Rasha’s Unshakeable Faith

Getting dressed up in her favorite outfits and carefully putting on her make-up was an important ritual for Rasha.  She was getting ready to go to her chemotherapy sessions at the King Hussein Cancer Center and she wanted to look and feel her absolute best. Rather than feel depressed because she had cancer, Rasha saw it as an opportunity to celebrate being alive.
As a fitness instructor specialized in sport rehabilitation, Rasha had worked with breast cancer survivors before and as a result was very aware of the disease. However, she never imagined that one day she would be facing cancer herself. A wife and mother of three young children, Rasha lived an active, healthy lifestyle. There was no history of cancer in her family and she had none of the risk factors typically associated with breast cancer. But she still got it.
As she was breastfeeding her youngest son one day, Rasha felt a small lump in her breast. “Since I was used to performing self-breast examinations, I immediately felt that something was not quite right.” Not satisfied with other people’s assertions that it was probably just an inflamed milk gland that would go away eventually, Rasha decided to have it professionally checked immediately.
This was when it was discovered that the lump was indeed a small tumor and Rasha was diagnosed with breast cancer. She immediately thought of the King Hussein Cancer Center (KHCC). “I was already familiar with the Center because of my research about breast cancer survivors.  When I got breast cancer myself, I knew there was nowhere else I would rather go for treatment.”
After having the lump removed, Rasha underwent extensive examinations at KHCC to determine the stage of her cancer and how far it had spread. She had surgery to remove cancerous lymph nodes and then had to undergo two rounds of chemotherapy for six months, followed by radiation therapy on a daily basis for one month.
During this time, Rasha did not tell anyone outside of her immediate family about her illness.
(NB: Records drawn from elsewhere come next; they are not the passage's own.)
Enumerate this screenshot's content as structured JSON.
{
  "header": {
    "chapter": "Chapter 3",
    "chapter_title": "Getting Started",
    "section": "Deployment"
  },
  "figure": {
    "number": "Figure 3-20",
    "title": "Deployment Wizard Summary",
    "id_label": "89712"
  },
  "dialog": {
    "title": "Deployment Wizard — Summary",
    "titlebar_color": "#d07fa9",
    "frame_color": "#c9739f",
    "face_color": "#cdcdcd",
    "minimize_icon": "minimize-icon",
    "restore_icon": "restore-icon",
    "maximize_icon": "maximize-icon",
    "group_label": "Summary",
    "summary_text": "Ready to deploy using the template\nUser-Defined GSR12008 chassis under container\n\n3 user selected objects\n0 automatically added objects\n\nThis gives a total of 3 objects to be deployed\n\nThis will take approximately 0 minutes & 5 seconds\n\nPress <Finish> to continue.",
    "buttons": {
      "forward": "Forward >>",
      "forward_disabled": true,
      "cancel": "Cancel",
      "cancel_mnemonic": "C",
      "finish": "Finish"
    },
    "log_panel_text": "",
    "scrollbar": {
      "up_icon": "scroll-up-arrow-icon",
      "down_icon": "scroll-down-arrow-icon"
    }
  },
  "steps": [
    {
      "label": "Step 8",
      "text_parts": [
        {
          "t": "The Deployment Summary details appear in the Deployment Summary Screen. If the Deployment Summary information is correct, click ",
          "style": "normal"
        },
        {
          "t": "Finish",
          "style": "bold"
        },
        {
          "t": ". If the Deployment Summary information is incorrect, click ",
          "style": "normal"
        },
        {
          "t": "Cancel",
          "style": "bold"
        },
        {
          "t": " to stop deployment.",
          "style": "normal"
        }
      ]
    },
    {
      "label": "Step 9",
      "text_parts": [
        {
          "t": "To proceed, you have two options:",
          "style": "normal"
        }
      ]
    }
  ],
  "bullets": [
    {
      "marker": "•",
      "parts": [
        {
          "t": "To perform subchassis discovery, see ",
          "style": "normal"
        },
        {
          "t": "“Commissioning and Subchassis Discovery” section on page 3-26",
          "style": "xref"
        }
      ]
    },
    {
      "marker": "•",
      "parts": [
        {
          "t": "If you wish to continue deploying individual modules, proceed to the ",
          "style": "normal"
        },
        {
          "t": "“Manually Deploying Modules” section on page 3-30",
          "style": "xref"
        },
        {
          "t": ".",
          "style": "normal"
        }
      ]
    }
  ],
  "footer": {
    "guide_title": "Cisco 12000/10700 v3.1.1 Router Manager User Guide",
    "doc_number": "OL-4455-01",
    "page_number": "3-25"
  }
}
She was determined not to let the cancer affect her. “I didn’t want anyone to treat me like I was sick.”
As a result, no one noticed. While Rasha stopped working during her treatment due to the demanding physical nature of her job, she did not treat any other aspect of her life differently. Her husband and children were initially very worried about her but they were reassured by Rasha’s positive attitude. “I would take my kids with me to my chemotherapy sessions like it was any other regular appointment, and when my hair fell out from chemotherapy, I would walk around the house completely bald. My cancer became just a normal part of life.” By treating her cancer like it was no big deal, it somehow didn’t become one.
“There were definitely times I felt the side-effects from my treatment, but I was lucky because they weren’t severe. I didn’t allow myself to dwell on my illness; I just wanted to live my life to the fullest.”
Rasha’s unshakeable faith and positive approach to life are no less than inspirational. What’s her secret? “There is no secret. I accepted my cancer because of my belief that everything truly happens for a reason. While others are dying from war and starvation, I instead had access to good medical treatment right here in Jordan. With such an excellent opportunity to fight my disease, how can I feel anything other than extremely blessed and grateful?”
By detecting her cancer at an early stage, Rasha was thankfully able to get the right treatment and her cancer was cured before it had a chance to spread. “I cannot emphasize how important it is for women to self-check and undergo breast exams and mammograms, regardless of their age. I was diagnosed with breast cancer at just 35 years old. Early detection saved my life.”

When asked how losing her hair made her feel as a woman, Rasha responded enthusiastically “I wasn’t upset at all. It actually made me feel stronger, like Demi Moore in the movie G.I Jane. I was a soldier preparing for battle, and my battle was with breast cancer. Thankfully, I won.”